Le clochard n’acquiesça pas, mais ne protesta pas non plus, aussi l’homme commença-t-il son récit.
« Alors que ma mère était enceinte de moi, mes parents firent un long voyage. Ils en avaient à peine effectué la moitié lorsque je me rappelai à leur bon souvenir et les obligèrent à s’arrêter dans un petit village. Comme toutes les auberges étaient occupées, ils s’installèrent dans une étable qu’un aubergiste, plus compatissant que les autres, leur avait indiquée. Cette étable se trouvait être occupée par un bœuf... »

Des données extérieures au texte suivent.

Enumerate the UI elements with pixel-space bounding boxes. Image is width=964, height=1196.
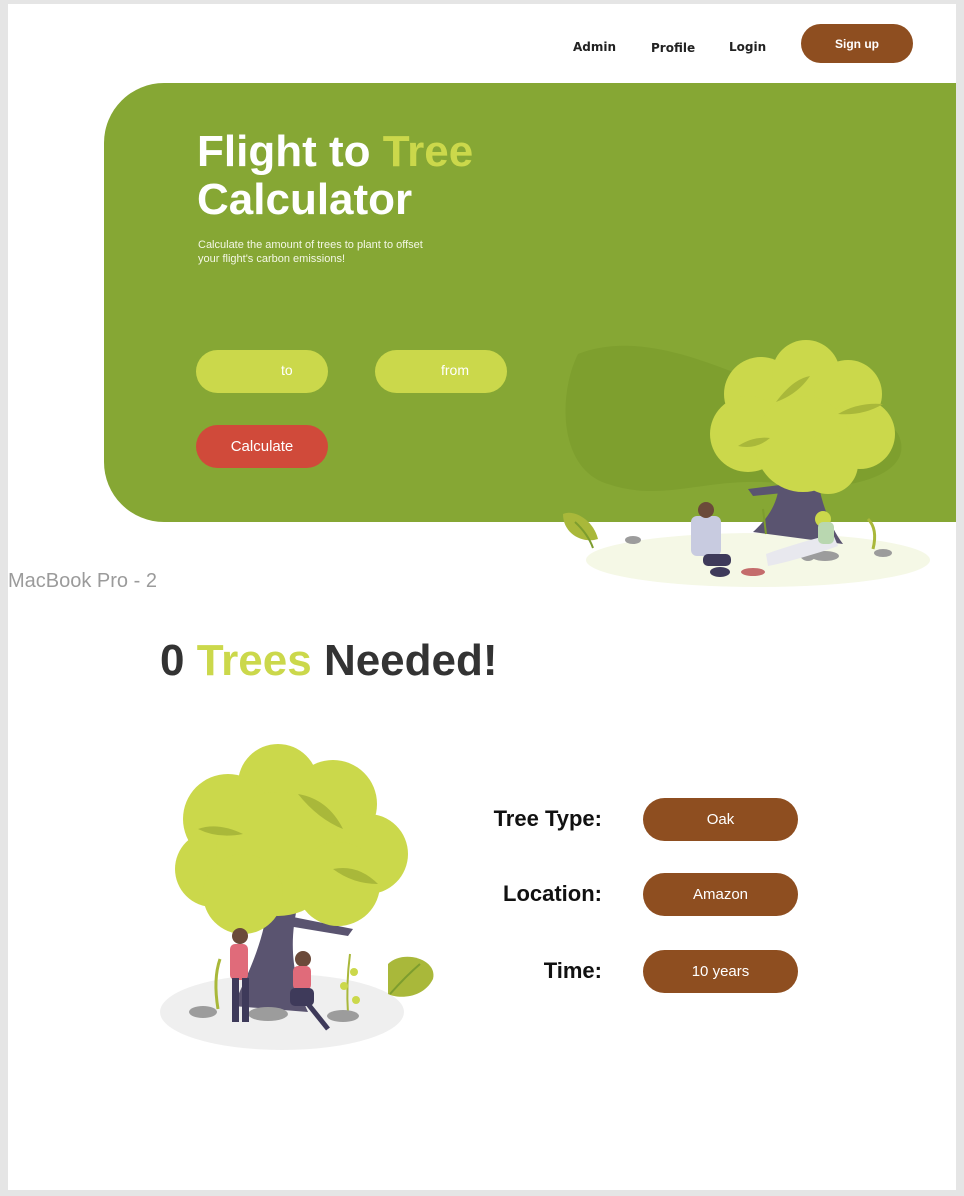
to-input-placeholder: to [281, 362, 293, 378]
result-title: 0 Trees Needed! [160, 636, 498, 686]
hero-subtitle-line2: your flight's carbon emissions! [198, 253, 345, 265]
time-label: Time: [543, 958, 602, 983]
tree-type-label: Tree Type: [493, 806, 602, 831]
to-input[interactable]: to [196, 350, 328, 393]
page-canvas: Admin Profile Login Sign up Flight to Tr… [8, 4, 956, 1190]
hero-title-part2: Calculator [197, 175, 413, 224]
hero-illustration [563, 340, 930, 587]
nav-login-link[interactable]: Login [729, 40, 766, 54]
location-value: Amazon [643, 873, 798, 916]
signup-button[interactable]: Sign up [801, 24, 913, 63]
tree-type-value: Oak [643, 798, 798, 841]
result-tree-illustration [160, 744, 434, 1050]
nav-profile-link[interactable]: Profile [651, 41, 695, 55]
from-input[interactable]: from [375, 350, 507, 393]
result-suffix: Needed! [323, 636, 498, 685]
frame-label: MacBook Pro - 2 [8, 570, 157, 592]
nav-admin-link[interactable]: Admin [573, 40, 616, 54]
from-input-placeholder: from [441, 362, 469, 378]
hero-title-part1: Flight to [197, 127, 383, 176]
result-count: 0 [160, 636, 185, 685]
hero-title-accent: Tree [382, 127, 474, 176]
location-label: Location: [503, 881, 602, 906]
hero-subtitle: Calculate the amount of trees to plant t… [198, 238, 488, 266]
hero-title: Flight to Tree Calculator [197, 128, 473, 224]
hero-subtitle-line1: Calculate the amount of trees to plant t… [198, 239, 423, 251]
calculate-button[interactable]: Calculate [196, 425, 328, 468]
result-accent: Trees [196, 636, 312, 685]
time-value: 10 years [643, 950, 798, 993]
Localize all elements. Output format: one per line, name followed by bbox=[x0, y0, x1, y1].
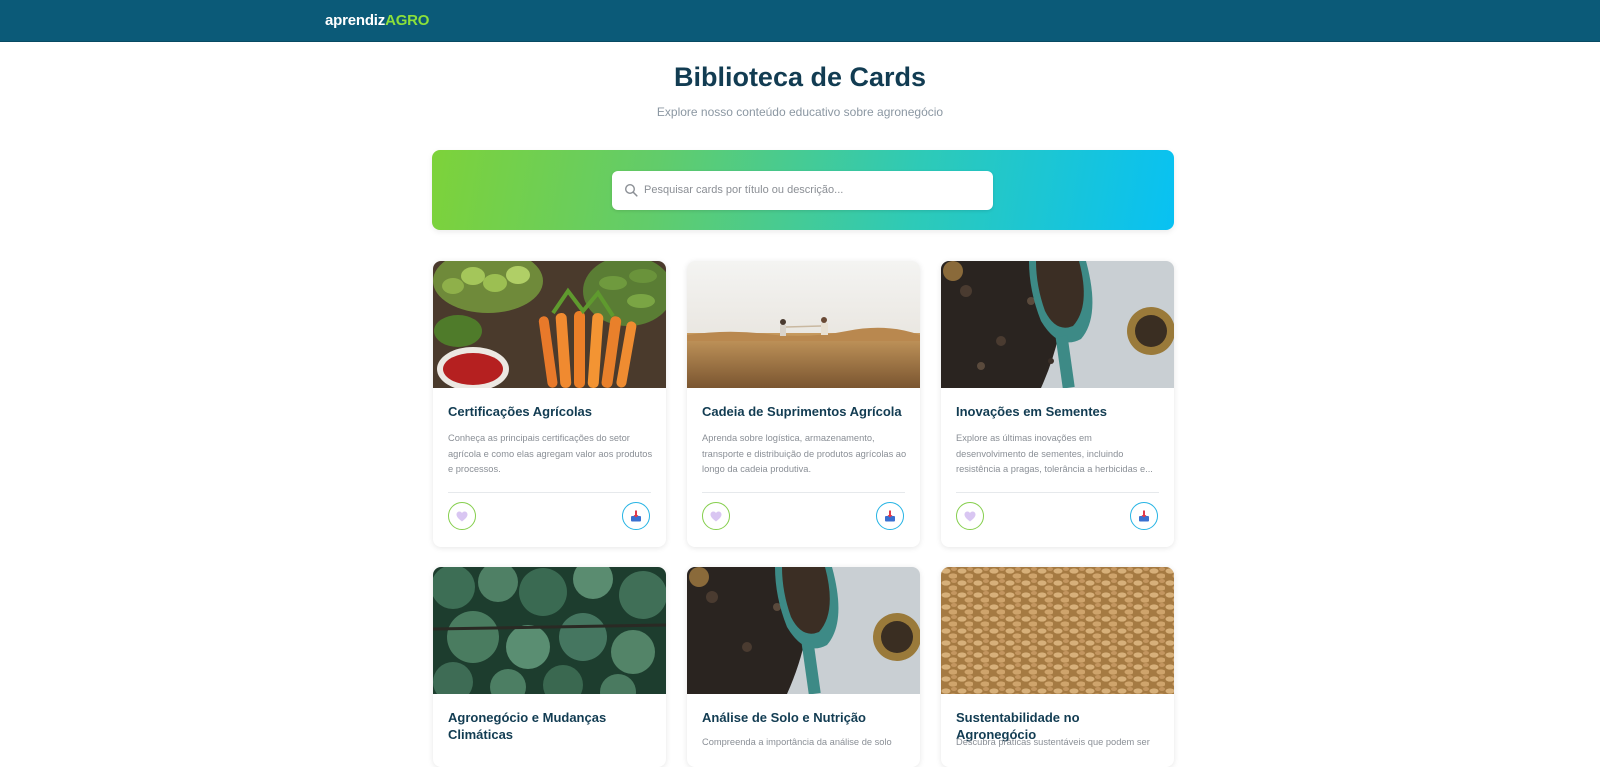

Nous sommes le 24 décembre. Minuit va bientôt sonner et les fidèles se préparent à assister à la messe de Noël. Bientôt, ils convergeront tous vers l’église, ornée d’une étoile lumineuse, située au croisement des rues Sainte-Marie et Saint-Joseph. Là, ils y rencontreront l’homme Immortel, dont ils vont célébrer l’anniversaire, assis en haut des marches devant le parvis, entouré de deux clochards qui le réchauffent de leurs haleines avinées. Certains le regarderont d’un air compatissant et lui jetteront une petite pièce, d’autres encore le considéreront avec dédain. Mais tous, tous sans exceptions, continueront leur chemin sans se retourner et rentreront dans l’église. Puis, ensemble, ils chanteront l’avènement de l’enfant Jésus, qui attend là dehors que son règne vienne, pour les siècles des siècles.